Further to my post on Fiona Pringle’s excellent Evening News article on honouring Edinburgh’s great women, possibly with a statue, here is the Evening News update – and it covers Mary Stewart! Click on the link in the tweet to read the article:

As you can read in this follow-up article, Mary Stewart features as

a popular nomination

It sounds as though a few of us may have responded to the original article with Mary Stewart’s name: great work, everyone!

Here is what it says about Mary Stewart:

MARY STEWART: CULTIVATED ADVENTUROUS HEROINES 

A popular nomination, the novelist Mary Stewart has been acknowledged as the writer who developed the romantic mystery genre over a career spanning 40 years.
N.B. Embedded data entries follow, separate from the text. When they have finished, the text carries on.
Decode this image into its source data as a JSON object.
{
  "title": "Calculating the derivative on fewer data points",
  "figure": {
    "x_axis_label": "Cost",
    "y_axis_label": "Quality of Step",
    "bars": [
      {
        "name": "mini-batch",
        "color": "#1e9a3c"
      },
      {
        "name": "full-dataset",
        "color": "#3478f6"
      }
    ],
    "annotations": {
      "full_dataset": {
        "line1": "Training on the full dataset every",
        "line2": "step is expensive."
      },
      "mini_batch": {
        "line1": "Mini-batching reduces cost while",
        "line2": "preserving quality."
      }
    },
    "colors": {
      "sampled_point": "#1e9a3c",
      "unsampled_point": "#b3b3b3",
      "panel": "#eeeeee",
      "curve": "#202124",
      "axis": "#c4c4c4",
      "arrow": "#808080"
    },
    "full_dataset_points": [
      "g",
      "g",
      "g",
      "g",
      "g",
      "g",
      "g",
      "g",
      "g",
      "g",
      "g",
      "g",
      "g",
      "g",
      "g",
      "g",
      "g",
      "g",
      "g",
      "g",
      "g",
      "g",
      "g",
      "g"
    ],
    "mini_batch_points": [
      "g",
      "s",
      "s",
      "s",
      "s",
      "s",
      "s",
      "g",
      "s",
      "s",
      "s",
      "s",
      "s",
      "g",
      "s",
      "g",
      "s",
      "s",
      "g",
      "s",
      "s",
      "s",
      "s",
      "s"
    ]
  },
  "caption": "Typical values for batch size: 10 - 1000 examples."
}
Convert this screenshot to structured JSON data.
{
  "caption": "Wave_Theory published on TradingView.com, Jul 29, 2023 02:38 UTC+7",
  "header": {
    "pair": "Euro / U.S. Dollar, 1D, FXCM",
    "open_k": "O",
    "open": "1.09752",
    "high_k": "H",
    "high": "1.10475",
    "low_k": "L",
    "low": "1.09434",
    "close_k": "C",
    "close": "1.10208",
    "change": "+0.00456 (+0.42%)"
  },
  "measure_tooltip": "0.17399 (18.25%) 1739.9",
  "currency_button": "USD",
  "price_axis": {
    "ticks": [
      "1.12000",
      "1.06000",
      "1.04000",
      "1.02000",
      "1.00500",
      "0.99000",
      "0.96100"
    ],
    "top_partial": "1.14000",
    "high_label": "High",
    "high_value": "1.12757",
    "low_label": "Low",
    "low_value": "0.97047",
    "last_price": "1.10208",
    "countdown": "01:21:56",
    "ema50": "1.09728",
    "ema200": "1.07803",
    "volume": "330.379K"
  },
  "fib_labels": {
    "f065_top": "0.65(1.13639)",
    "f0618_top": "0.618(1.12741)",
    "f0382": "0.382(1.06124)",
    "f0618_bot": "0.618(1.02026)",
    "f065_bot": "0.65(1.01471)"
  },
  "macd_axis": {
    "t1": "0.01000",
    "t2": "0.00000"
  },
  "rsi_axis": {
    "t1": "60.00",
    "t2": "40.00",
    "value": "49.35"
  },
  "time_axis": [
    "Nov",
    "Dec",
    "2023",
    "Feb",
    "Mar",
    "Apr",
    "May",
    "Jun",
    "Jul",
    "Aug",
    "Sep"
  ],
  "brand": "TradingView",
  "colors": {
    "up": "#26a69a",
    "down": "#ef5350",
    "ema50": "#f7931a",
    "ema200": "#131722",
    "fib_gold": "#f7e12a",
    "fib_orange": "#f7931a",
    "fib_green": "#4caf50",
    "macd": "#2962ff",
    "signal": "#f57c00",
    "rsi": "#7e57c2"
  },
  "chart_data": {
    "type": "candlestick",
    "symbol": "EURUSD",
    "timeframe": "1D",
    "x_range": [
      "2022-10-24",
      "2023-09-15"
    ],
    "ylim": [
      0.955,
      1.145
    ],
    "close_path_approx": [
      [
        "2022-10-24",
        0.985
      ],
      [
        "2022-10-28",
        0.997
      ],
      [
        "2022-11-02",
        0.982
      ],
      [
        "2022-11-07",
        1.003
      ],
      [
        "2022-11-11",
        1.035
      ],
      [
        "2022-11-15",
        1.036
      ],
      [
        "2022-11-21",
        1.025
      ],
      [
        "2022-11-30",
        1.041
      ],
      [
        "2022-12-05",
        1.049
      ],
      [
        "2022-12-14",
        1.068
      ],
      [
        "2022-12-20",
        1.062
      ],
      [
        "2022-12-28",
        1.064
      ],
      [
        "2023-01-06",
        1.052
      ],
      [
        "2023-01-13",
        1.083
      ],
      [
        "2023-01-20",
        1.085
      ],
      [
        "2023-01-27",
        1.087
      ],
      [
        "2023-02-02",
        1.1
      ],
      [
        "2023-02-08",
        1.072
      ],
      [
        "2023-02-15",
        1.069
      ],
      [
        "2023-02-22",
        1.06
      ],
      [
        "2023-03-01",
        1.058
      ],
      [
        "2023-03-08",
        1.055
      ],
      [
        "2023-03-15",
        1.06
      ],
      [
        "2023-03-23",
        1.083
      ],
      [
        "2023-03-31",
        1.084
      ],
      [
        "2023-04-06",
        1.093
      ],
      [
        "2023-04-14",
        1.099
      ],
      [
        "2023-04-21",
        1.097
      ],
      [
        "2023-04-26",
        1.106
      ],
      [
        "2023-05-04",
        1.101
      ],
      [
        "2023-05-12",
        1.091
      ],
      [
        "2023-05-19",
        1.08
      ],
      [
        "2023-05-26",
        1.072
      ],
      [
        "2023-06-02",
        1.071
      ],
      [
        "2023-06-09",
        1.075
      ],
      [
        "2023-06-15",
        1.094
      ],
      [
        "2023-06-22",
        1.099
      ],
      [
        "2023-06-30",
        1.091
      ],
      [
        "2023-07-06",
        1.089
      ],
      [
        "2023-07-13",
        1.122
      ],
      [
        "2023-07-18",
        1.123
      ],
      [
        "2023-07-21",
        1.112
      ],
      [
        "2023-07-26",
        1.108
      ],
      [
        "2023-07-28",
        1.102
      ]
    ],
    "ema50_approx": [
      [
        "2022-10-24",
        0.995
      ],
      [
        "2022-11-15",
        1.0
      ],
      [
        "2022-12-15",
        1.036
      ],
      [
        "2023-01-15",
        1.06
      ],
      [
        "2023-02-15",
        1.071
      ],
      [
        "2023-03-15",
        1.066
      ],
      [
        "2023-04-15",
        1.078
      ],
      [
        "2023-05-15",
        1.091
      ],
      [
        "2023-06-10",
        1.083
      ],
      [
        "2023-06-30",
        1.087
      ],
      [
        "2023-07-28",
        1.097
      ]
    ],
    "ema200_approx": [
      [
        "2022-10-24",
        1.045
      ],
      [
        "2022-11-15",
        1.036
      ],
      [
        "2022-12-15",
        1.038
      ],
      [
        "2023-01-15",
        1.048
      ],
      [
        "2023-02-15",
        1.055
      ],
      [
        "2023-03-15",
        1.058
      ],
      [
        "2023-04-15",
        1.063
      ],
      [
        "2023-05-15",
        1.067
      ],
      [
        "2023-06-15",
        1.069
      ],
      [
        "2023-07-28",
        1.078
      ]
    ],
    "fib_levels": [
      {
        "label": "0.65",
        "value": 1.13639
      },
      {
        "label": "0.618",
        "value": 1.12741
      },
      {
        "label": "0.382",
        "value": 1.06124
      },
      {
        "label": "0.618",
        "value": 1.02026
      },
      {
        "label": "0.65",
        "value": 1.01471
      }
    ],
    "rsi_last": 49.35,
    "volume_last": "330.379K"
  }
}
Not only were her stories engaging and novel, but she shunned the traditional female characterisation and presented a new adventurous heroine who recoiled from the “normal” weak mould portrayed at the time.

Women in Mary’s books could drive fast cars, they could hold their own in dangerous situation and would fight their corner.

It was a new take on leading women in novels and readers were enthralled.

Born in 1916 Mary trained as a teacher before moving to Edinburgh in 1956 with her husband.

Her background in English and a classical education gave her the ability to spin wonderfully engaging and compelling tales littered with casual and intelligent literary allusions, earning the plaudit as a natural successor to Jane Austen and Charlotte Bronte.

Her storytelling was a quality she believed was inherent, saying “I am first and foremost, a teller of tales”.

Mary’s first novel – Madam, Will You Talk? published shortly after arriving in Edinburgh – was followed by many other successful works over the years, including her bestseller The Crystal Cave.

Isn’t it terrific to see Mary Stewart given this write-up in her adoptive city’s newspaper?